21.06.2013 | aktual.: 21.06.2013 11:29
Na zlecenie komisji konkordatowych rządu i Episkopatu opracowaniem raportu zajmował się ks. prof. Dariusz Walencik z Wydziału Prawa i Administracji Uniwersytetu Opolskiego.
Strona kościelna przyjęła już opracowany dokument. O przyjęciu raportu do czwartku miała zdecydować strona rządowa. Jednak, nie podając powodu, dokumentu nie przyjęła.
Zdaniem strony kościelnej, suma 162,5 mln zł, a nie 96 mln zł, które w obecnym roku państwo przeznaczyło na Fundusz Kościelny, powinna być brana pod uwagę przy wyznaczaniu wysokości odpisu podatkowego, który ma zastąpić dotychczasowy Fundusz Kościelny.

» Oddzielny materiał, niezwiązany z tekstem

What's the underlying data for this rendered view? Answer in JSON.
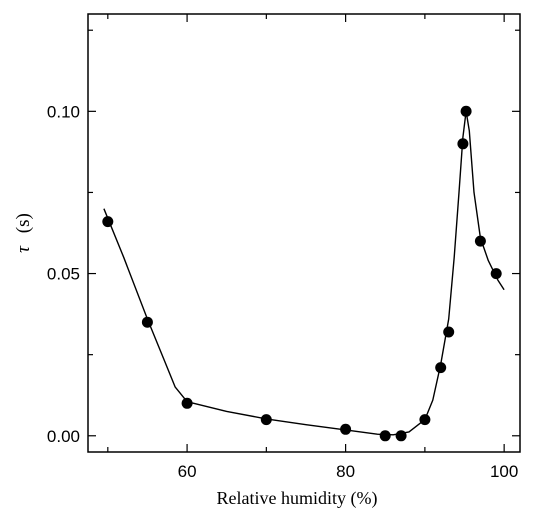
{
  "chart_data": {
    "type": "scatter",
    "title": "",
    "xlabel": "Relative humidity (%)",
    "ylabel_symbol": "τ",
    "ylabel_unit": "(s)",
    "xlim": [
      47.5,
      102
    ],
    "ylim": [
      -0.005,
      0.13
    ],
    "xticks": [
      60,
      80,
      100
    ],
    "yticks": [
      0.0,
      0.05,
      0.1
    ],
    "ytick_labels": [
      "0.00",
      "0.05",
      "0.10"
    ],
    "grid": false,
    "series": [
      {
        "points": [
          {
            "x": 50,
            "y": 0.066
          },
          {
            "x": 55,
            "y": 0.035
          },
          {
            "x": 60,
            "y": 0.01
          },
          {
            "x": 70,
            "y": 0.005
          },
          {
            "x": 80,
            "y": 0.002
          },
          {
            "x": 85,
            "y": 0.0
          },
          {
            "x": 87,
            "y": 0.0
          },
          {
            "x": 90,
            "y": 0.005
          },
          {
            "x": 92,
            "y": 0.021
          },
          {
            "x": 93,
            "y": 0.032
          },
          {
            "x": 94.8,
            "y": 0.09
          },
          {
            "x": 95.2,
            "y": 0.1
          },
          {
            "x": 97,
            "y": 0.06
          },
          {
            "x": 99,
            "y": 0.05
          }
        ],
        "color": "#000000"
      }
    ],
    "fit_curve": [
      [
        49.5,
        0.07
      ],
      [
        52,
        0.055
      ],
      [
        55,
        0.036
      ],
      [
        57,
        0.024
      ],
      [
        58.5,
        0.015
      ],
      [
        60,
        0.0105
      ],
      [
        65,
        0.0075
      ],
      [
        70,
        0.0052
      ],
      [
        75,
        0.0034
      ],
      [
        80,
        0.0018
      ],
      [
        84,
        0.0005
      ],
      [
        86,
        0.0003
      ],
      [
        88,
        0.0012
      ],
      [
        90,
        0.005
      ],
      [
        91,
        0.011
      ],
      [
        92,
        0.022
      ],
      [
        93,
        0.036
      ],
      [
        93.7,
        0.055
      ],
      [
        94.3,
        0.075
      ],
      [
        94.8,
        0.092
      ],
      [
        95.2,
        0.1
      ],
      [
        95.6,
        0.094
      ],
      [
        96.2,
        0.075
      ],
      [
        97,
        0.061
      ],
      [
        98,
        0.054
      ],
      [
        99.2,
        0.048
      ],
      [
        100,
        0.045
      ]
    ]
  }
}
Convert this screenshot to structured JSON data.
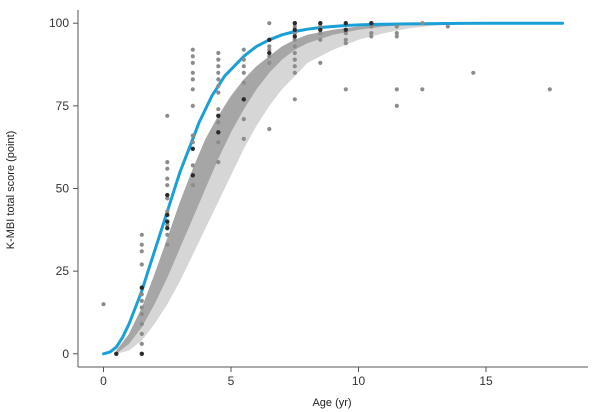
{
  "chart_data": {
    "type": "scatter",
    "title": "",
    "xlabel": "Age (yr)",
    "ylabel": "K-MBI total score (point)",
    "xlim": [
      -1,
      19
    ],
    "ylim": [
      -4,
      104
    ],
    "x_ticks": [
      0,
      5,
      10,
      15
    ],
    "y_ticks": [
      0,
      25,
      50,
      75,
      100
    ],
    "x_tick_labels": [
      "0",
      "5",
      "10",
      "15"
    ],
    "y_tick_labels": [
      "0",
      "25",
      "50",
      "75",
      "100"
    ],
    "grid": false,
    "colors": {
      "curve": "#1a9fd6",
      "band_inner": "#a6a6a6",
      "band_outer": "#d6d6d6",
      "point_dark": "#2b2b2b",
      "point_light": "#8c8c8c",
      "axis": "#555555"
    },
    "series": [
      {
        "type": "line",
        "x": [
          0,
          0.25,
          0.5,
          0.75,
          1,
          1.25,
          1.5,
          1.75,
          2,
          2.25,
          2.5,
          2.75,
          3,
          3.25,
          3.5,
          3.75,
          4,
          4.25,
          4.5,
          4.75,
          5,
          5.25,
          5.5,
          5.75,
          6,
          6.5,
          7,
          7.5,
          8,
          8.5,
          9,
          9.5,
          10,
          11,
          12,
          13,
          14,
          15,
          16,
          17,
          18
        ],
        "y": [
          0,
          0.5,
          2,
          5,
          9,
          14,
          19,
          25,
          31,
          37,
          43,
          49,
          55,
          60,
          65,
          70,
          74,
          78,
          81,
          84,
          86,
          88,
          90,
          91.5,
          93,
          95,
          96.5,
          97.5,
          98.2,
          98.7,
          99,
          99.3,
          99.5,
          99.7,
          99.8,
          99.9,
          99.95,
          100,
          100,
          100,
          100
        ]
      },
      {
        "type": "band_inner",
        "x": [
          0.5,
          1,
          1.5,
          2,
          2.5,
          3,
          3.5,
          4,
          4.5,
          5,
          5.5,
          6,
          6.5,
          7,
          7.5,
          8,
          9,
          10,
          11,
          12,
          13,
          14
        ],
        "low": [
          0,
          3,
          8,
          15,
          23,
          32,
          41,
          50,
          59,
          67,
          74,
          80,
          85,
          89,
          92,
          94,
          96.5,
          98,
          99,
          99.5,
          99.7,
          99.8
        ],
        "high": [
          1,
          6,
          14,
          24,
          35,
          46,
          56,
          65,
          72,
          78,
          83,
          87,
          90,
          93,
          95,
          96.5,
          98,
          99,
          99.5,
          99.7,
          99.8,
          99.9
        ]
      },
      {
        "type": "band_outer",
        "x": [
          0.5,
          1,
          1.5,
          2,
          2.5,
          3,
          3.5,
          4,
          4.5,
          5,
          5.5,
          6,
          6.5,
          7,
          7.5,
          8,
          9,
          10,
          11,
          12,
          13,
          14
        ],
        "low": [
          0,
          1,
          4,
          9,
          15,
          22,
          30,
          38,
          46,
          54,
          62,
          69,
          75,
          80,
          84,
          88,
          92,
          95,
          97,
          98.5,
          99.3,
          99.7
        ],
        "high": [
          1,
          6,
          14,
          24,
          35,
          46,
          56,
          65,
          72,
          78,
          83,
          87,
          90,
          93,
          95,
          96.5,
          98,
          99,
          99.5,
          99.7,
          99.8,
          99.9
        ]
      },
      {
        "type": "scatter_light",
        "points": [
          [
            0,
            15
          ],
          [
            1.5,
            36
          ],
          [
            1.5,
            33
          ],
          [
            1.5,
            31
          ],
          [
            1.5,
            27
          ],
          [
            1.5,
            18
          ],
          [
            1.5,
            16
          ],
          [
            1.5,
            14
          ],
          [
            1.5,
            12
          ],
          [
            1.5,
            9
          ],
          [
            1.5,
            6
          ],
          [
            1.5,
            3
          ],
          [
            2.5,
            72
          ],
          [
            2.5,
            58
          ],
          [
            2.5,
            56
          ],
          [
            2.5,
            53
          ],
          [
            2.5,
            51
          ],
          [
            2.5,
            47
          ],
          [
            2.5,
            43
          ],
          [
            2.5,
            39
          ],
          [
            2.5,
            36
          ],
          [
            2.5,
            33
          ],
          [
            3.5,
            92
          ],
          [
            3.5,
            90
          ],
          [
            3.5,
            88
          ],
          [
            3.5,
            85
          ],
          [
            3.5,
            83
          ],
          [
            3.5,
            80
          ],
          [
            3.5,
            75
          ],
          [
            3.5,
            66
          ],
          [
            3.5,
            64
          ],
          [
            3.5,
            57
          ],
          [
            3.5,
            51
          ],
          [
            4.5,
            91
          ],
          [
            4.5,
            89
          ],
          [
            4.5,
            87
          ],
          [
            4.5,
            85
          ],
          [
            4.5,
            83
          ],
          [
            4.5,
            81
          ],
          [
            4.5,
            79
          ],
          [
            4.5,
            74
          ],
          [
            4.5,
            70
          ],
          [
            4.5,
            64
          ],
          [
            4.5,
            58
          ],
          [
            5.5,
            92
          ],
          [
            5.5,
            89
          ],
          [
            5.5,
            87
          ],
          [
            5.5,
            85
          ],
          [
            5.5,
            82
          ],
          [
            5.5,
            71
          ],
          [
            5.5,
            65
          ],
          [
            6.5,
            100
          ],
          [
            6.5,
            93
          ],
          [
            6.5,
            92
          ],
          [
            6.5,
            90
          ],
          [
            6.5,
            88
          ],
          [
            6.5,
            68
          ],
          [
            7.5,
            99
          ],
          [
            7.5,
            97
          ],
          [
            7.5,
            95
          ],
          [
            7.5,
            93
          ],
          [
            7.5,
            91
          ],
          [
            7.5,
            89
          ],
          [
            7.5,
            87
          ],
          [
            7.5,
            85
          ],
          [
            7.5,
            77
          ],
          [
            8.5,
            99
          ],
          [
            8.5,
            97
          ],
          [
            8.5,
            95
          ],
          [
            8.5,
            88
          ],
          [
            9.5,
            97
          ],
          [
            9.5,
            95
          ],
          [
            9.5,
            94
          ],
          [
            9.5,
            80
          ],
          [
            10.5,
            99
          ],
          [
            10.5,
            97
          ],
          [
            10.5,
            96
          ],
          [
            11.5,
            99
          ],
          [
            11.5,
            97
          ],
          [
            11.5,
            96
          ],
          [
            11.5,
            80
          ],
          [
            11.5,
            75
          ],
          [
            12.5,
            100
          ],
          [
            12.5,
            80
          ],
          [
            13.5,
            99
          ],
          [
            14.5,
            85
          ],
          [
            17.5,
            80
          ]
        ]
      },
      {
        "type": "scatter_dark",
        "points": [
          [
            0.5,
            0
          ],
          [
            1.5,
            0
          ],
          [
            1.5,
            20
          ],
          [
            2.5,
            48
          ],
          [
            2.5,
            42
          ],
          [
            2.5,
            40
          ],
          [
            2.5,
            38
          ],
          [
            3.5,
            62
          ],
          [
            3.5,
            54
          ],
          [
            4.5,
            72
          ],
          [
            4.5,
            67
          ],
          [
            5.5,
            77
          ],
          [
            6.5,
            91
          ],
          [
            6.5,
            95
          ],
          [
            7.5,
            100
          ],
          [
            7.5,
            98
          ],
          [
            7.5,
            96
          ],
          [
            8.5,
            100
          ],
          [
            8.5,
            98
          ],
          [
            9.5,
            100
          ],
          [
            9.5,
            98
          ],
          [
            10.5,
            100
          ]
        ]
      }
    ]
  }
}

Znając te dane, na początku negocjacji ze stroną rządową Kościół wysunął propozycję 1 proc. odpisu podatkowego. - Tylko bowiem taki odpis zagwarantowałby Kościołowi to, co rzeczywiście mu się należy z tytułu zastąpienia Funduszu Kościelnego innym rozwiązaniem - zaznaczała strona kościelna.
Niestety, dane te nie zostały w żaden sposób uwzględnione przez stronę państwową, która zgodziła się jedynie na 0,5 proc. odpisu podatkowego. Rządzący nie chcą rozliczać Funduszu Kościelnego. Teraz w rozmowach z Kościołem stawiają niejako "grubą kreskę" i odcinają się od historii.

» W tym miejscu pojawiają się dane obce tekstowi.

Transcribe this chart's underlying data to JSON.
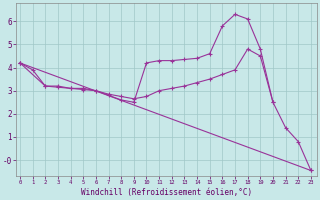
{
  "xlabel": "Windchill (Refroidissement éolien,°C)",
  "bg_color": "#c8e8e8",
  "line_color": "#993399",
  "grid_color": "#a0c8c8",
  "ylim": [
    -0.7,
    6.8
  ],
  "xlim": [
    -0.3,
    23.5
  ],
  "line1_x": [
    0,
    23
  ],
  "line1_y": [
    4.2,
    -0.45
  ],
  "line2_x": [
    0,
    1,
    2,
    3,
    4,
    5,
    6,
    7,
    8,
    9,
    10,
    11,
    12,
    13,
    14,
    15,
    16,
    17,
    18,
    19,
    20,
    21,
    22,
    23
  ],
  "line2_y": [
    4.2,
    3.9,
    3.2,
    3.2,
    3.1,
    3.1,
    3.0,
    2.8,
    2.6,
    2.5,
    4.2,
    4.3,
    4.3,
    4.35,
    4.4,
    4.6,
    5.8,
    6.3,
    6.1,
    4.8,
    2.5,
    1.4,
    0.8,
    -0.45
  ],
  "line3_x": [
    0,
    2,
    3,
    4,
    5,
    6,
    7,
    8,
    9,
    10,
    11,
    12,
    13,
    14,
    15,
    16,
    17,
    18,
    19,
    20
  ],
  "line3_y": [
    4.2,
    3.2,
    3.15,
    3.1,
    3.05,
    3.0,
    2.85,
    2.75,
    2.65,
    2.75,
    3.0,
    3.1,
    3.2,
    3.35,
    3.5,
    3.7,
    3.9,
    4.8,
    4.5,
    2.5
  ]
}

Strona kościelna ma jeszcze możliwość dochodzenia swoich praw na trzech drogach: sprawy sądowej, na Ziemiach Zachodnich i Północnych upominania się u wojewodów o zwrot mienia, a na terenie całej Polski przez pisma do wojewodów o uwłaszczenie terenów, które posiada, a do których nie ma dokumentów.